I am stuck with this particular integral:

∫ tan^4(2x)sec^4(2x)dx

As far as I could go was to:

∫ (tan^2(2x)sec^2(2x))^2 dx

Any help is much appreciated,

Dranalion.

2. Originally Posted by Dranalion
Hello,

I am stuck with this particular integral:

∫ tan^4(2x)sec^4(2x)dx

As far as I could go was to:

∫ (tan^2(2x)sec^2(2x))^2 dx

Any help is much appreciated,

Dranalion.
Suggestion
$\displaystyle \int (tan^{2}(2x)sec^2(2x))^{2} dx$=
$\displaystyle \int (tan^{2}(2x) ( 1+tan^{2}(2x) )^{2} dx$
$\displaystyle \int (tan^{4}(2x)+tan^{2}(2x) )^{2} dx$

Multiply out
$\displaystyle \int (tan^{8}(2x)+2tan^{6}(2x) + tan^{4}(2x)) dx$

Use the reduction formula for each of the powers of tanx.

There might be a cleaner way to do this though.

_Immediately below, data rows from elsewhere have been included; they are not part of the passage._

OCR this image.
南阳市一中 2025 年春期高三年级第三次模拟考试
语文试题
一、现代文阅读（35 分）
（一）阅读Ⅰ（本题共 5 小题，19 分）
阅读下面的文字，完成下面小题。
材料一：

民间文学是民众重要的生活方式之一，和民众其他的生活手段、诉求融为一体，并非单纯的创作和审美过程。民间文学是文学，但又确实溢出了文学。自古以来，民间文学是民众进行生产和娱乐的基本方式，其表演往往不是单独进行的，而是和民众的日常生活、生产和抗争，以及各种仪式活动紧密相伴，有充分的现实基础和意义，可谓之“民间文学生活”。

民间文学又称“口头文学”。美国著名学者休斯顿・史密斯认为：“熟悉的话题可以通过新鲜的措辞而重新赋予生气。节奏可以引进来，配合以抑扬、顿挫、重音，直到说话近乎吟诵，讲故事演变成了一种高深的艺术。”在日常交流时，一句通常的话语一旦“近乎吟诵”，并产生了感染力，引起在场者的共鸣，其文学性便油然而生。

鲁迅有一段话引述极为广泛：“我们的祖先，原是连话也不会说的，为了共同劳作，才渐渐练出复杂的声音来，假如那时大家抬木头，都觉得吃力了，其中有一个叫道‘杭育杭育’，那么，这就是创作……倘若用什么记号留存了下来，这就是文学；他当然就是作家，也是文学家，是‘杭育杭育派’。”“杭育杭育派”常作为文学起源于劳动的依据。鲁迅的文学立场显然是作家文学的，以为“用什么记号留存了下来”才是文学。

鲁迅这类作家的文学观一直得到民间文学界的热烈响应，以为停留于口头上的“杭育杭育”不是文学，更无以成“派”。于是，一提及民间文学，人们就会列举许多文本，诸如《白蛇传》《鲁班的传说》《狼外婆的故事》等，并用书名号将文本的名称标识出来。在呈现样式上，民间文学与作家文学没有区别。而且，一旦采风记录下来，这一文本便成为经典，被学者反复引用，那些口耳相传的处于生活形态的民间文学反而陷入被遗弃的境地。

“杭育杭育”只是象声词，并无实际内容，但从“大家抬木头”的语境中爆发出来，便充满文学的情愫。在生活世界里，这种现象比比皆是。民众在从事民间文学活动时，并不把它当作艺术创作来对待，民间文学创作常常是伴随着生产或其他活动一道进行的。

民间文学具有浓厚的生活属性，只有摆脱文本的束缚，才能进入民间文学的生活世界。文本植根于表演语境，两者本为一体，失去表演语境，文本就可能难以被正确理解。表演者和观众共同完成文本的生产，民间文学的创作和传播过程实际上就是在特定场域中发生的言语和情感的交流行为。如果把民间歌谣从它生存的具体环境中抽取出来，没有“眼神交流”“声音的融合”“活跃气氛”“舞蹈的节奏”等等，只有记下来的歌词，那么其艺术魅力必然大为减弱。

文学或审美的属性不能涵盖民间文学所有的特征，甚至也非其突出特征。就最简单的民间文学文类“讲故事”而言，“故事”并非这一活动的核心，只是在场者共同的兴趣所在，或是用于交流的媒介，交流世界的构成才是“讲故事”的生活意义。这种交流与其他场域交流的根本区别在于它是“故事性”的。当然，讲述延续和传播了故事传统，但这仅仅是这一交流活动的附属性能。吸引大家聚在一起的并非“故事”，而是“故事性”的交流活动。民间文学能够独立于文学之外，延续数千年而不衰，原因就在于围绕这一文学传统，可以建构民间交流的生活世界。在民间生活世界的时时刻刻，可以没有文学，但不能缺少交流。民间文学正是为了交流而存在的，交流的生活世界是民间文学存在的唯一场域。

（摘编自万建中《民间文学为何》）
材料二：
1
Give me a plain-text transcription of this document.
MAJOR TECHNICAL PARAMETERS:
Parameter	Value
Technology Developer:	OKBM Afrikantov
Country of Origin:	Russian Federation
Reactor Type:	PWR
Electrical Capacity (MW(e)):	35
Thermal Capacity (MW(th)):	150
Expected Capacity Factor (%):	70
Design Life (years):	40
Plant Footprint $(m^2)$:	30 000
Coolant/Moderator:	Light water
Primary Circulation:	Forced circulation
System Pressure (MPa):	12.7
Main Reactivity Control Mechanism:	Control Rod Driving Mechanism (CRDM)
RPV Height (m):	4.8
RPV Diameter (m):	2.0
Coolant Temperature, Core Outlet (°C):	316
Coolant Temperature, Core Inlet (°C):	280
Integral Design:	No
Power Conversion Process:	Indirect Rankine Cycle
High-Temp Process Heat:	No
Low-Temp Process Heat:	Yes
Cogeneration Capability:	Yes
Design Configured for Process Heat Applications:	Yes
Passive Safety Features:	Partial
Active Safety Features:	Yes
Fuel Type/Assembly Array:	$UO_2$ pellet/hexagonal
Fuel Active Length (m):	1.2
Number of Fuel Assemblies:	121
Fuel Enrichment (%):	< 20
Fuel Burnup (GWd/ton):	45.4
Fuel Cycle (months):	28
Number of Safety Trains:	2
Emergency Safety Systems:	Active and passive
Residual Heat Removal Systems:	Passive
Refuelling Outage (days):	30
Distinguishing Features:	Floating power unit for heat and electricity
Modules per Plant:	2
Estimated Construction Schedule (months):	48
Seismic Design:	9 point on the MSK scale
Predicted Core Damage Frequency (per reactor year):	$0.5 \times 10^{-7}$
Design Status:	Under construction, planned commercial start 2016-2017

3. Originally Posted by Dranalion
Hello,

I am stuck with this particular integral:

∫ tan^4(2x)sec^4(2x)dx

As far as I could go was to:

∫ (tan^2(2x)sec^2(2x))^2 dx

Any help is much appreciated,

Dranalion.
Hint:

\displaystyle \begin{aligned}\int\tan^4\!\left(2x\right)\sec^4\! \left(2x\right)\,dx & = \int\tan^4\!\left(2x\right)\sec^2\!\left(2x\right) \sec^2\!\left(2x\right)\,dx\\ & = \int\tan^4\!\left(2x\right)\left(\tan^2\!\left(2x\ right)+1\right)\sec^2\!\left(2x\right)\,dx\\ & = \int\left(\tan^6\!\left(2x\right)+\tan^4\!\left(2x \right)\right)\sec^2\!\left(2x\right)\,dx\end{alig ned}

Now make the substitution $\displaystyle u=\tan\!\left(2x\right)$

Can you continue?

4. The above solution is cleaner than what i posted.

5. I understand the process you have used to find an easier integral to evaluate, and also, from the textbook, I know the answer is going to be:

[5*tan^7(2x) + 7*tan^5(2x)] / 70

However, I do not understand the method used to get there!

Can anyone please assist me here?!

Any help much appreciated, again,

Dranalion.

6. You have to remember that the answer in your book is simplified.

If you actually evaluate the integral you should get a similar answer which you could simplify; and they would end up been exactly equivalent.

If you don't get the same answer it's alright as long as the logic is correct and there are no mistakes.